POINTWISE allows each upstream subtask to connect to one or more downstream subtasks.
Building JobGraph
Once StreamGraph construction completes, the system invokes PipelineExecutorUtils.getJobGraph() to generate the JobGraph. The execution path follows this sequence:
——>PipelineExecutorUtils.getJobGraph()
——>FlinkPipelineTranslationUtil.getJobGraph()
——>StreamGraphTranslator.translateToJobGraph()
——>StreamGraph.getJobGraph()
——>StreamingJobGraphGenerator.createJobGraph()
JobGraph represents an optimized version of StreamGraph. When consecutive operators satisfy chaining criteria, they get merged into a single StreamNode.

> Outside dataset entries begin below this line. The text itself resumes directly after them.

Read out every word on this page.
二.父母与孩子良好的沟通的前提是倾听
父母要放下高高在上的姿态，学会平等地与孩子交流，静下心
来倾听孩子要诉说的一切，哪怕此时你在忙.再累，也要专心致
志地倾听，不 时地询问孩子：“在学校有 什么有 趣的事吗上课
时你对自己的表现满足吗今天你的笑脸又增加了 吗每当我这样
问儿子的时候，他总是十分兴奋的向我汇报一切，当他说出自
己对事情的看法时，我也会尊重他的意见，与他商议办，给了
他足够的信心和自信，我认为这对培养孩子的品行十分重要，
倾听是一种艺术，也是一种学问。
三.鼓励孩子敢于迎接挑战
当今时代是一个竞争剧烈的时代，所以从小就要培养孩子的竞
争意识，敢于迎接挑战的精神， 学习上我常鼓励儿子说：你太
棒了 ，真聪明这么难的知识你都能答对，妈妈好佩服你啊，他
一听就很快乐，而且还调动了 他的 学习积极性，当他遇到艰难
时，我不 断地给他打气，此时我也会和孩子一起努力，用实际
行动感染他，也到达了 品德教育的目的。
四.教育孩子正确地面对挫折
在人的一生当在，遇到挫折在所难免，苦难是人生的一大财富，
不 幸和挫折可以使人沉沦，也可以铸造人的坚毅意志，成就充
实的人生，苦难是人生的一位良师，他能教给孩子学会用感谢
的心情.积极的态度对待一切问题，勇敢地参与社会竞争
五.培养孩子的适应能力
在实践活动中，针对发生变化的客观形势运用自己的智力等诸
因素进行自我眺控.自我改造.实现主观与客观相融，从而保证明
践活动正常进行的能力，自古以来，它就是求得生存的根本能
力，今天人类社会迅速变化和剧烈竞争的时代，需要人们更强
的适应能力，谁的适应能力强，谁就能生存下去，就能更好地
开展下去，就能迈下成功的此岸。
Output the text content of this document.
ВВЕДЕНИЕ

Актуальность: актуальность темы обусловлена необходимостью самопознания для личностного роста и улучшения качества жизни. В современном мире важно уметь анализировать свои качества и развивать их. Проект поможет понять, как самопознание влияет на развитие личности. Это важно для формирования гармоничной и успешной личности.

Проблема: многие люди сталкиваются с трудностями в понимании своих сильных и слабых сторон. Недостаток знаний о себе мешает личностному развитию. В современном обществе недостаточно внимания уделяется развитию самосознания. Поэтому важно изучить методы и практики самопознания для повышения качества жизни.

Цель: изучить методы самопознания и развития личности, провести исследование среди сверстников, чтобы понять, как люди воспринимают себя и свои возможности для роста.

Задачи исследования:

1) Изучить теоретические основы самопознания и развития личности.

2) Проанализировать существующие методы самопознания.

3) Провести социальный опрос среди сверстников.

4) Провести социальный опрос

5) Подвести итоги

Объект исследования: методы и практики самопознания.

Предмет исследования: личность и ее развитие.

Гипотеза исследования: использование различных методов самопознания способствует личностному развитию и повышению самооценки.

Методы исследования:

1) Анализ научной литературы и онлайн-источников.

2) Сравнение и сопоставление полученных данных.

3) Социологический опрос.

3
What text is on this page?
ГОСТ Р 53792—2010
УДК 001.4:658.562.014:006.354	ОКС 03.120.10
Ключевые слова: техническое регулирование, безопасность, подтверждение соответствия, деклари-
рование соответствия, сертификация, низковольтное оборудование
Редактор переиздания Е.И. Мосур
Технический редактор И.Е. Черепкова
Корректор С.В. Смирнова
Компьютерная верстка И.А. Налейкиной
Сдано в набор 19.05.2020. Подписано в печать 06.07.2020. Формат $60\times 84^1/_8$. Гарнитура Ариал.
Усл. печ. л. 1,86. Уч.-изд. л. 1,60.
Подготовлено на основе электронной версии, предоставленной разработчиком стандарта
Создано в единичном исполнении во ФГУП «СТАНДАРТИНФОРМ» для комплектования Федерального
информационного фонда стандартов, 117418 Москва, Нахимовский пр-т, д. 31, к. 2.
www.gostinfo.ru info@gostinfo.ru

This optimization is implemented within the setChaining() method of StreamingJobGraphGenerator:
/**
* Constructs task chains starting from source {@link StreamNode} instances.
*
* <p>This method recursively generates all {@link JobVertex} instances.
*/
private void setChaining(Map<Integer, byte[]> hashes, List<Map<Integer, byte[]>> legacyHashes) {
// differentiate between sources functioning as chained inputs versus standalone head operators
final Map<Integer, OperatorChainInfo> chainEntryPoints =
buildChainedInputsAndGetHeadInputs(hashes, legacyHashes);
final Collection<OperatorChainInfo> initialEntryPoints =
chainEntryPoints.entrySet().stream()
.sorted(Comparator.comparing(Map.Entry::getKey))
.map(Map.Entry::getValue)
.collect(Collectors.toList());
// iterate over a copy since the map undergoes concurrent modifications
for (OperatorChainInfo info : initialEntryPoints) {
createChain(
info.getStartNodeId(),
1, // position 1 reserved for chained source inputs, 0 is for the operator itself
info,
chainEntryPoints);
}
}
Chaining Requirements
Operators qualify for chaining when they meet all of the following conditions:
1. Downstream node has exactly one input edge
2. Belongs to the same SlotSharingGroup as downstream operator
3. Data distribution strategy is Forward
4. Stream data exchange mode is not batch mode
5. Upstream and downstream have equal parallelism
6. Chaining is enabled in StreamGraph configuration
7. Operators satisfy the chainability check via areOperatorsChainable()
These conditions ensure that only logically compatible operators get fused together, reducing network overhead and improving task execution efficiency.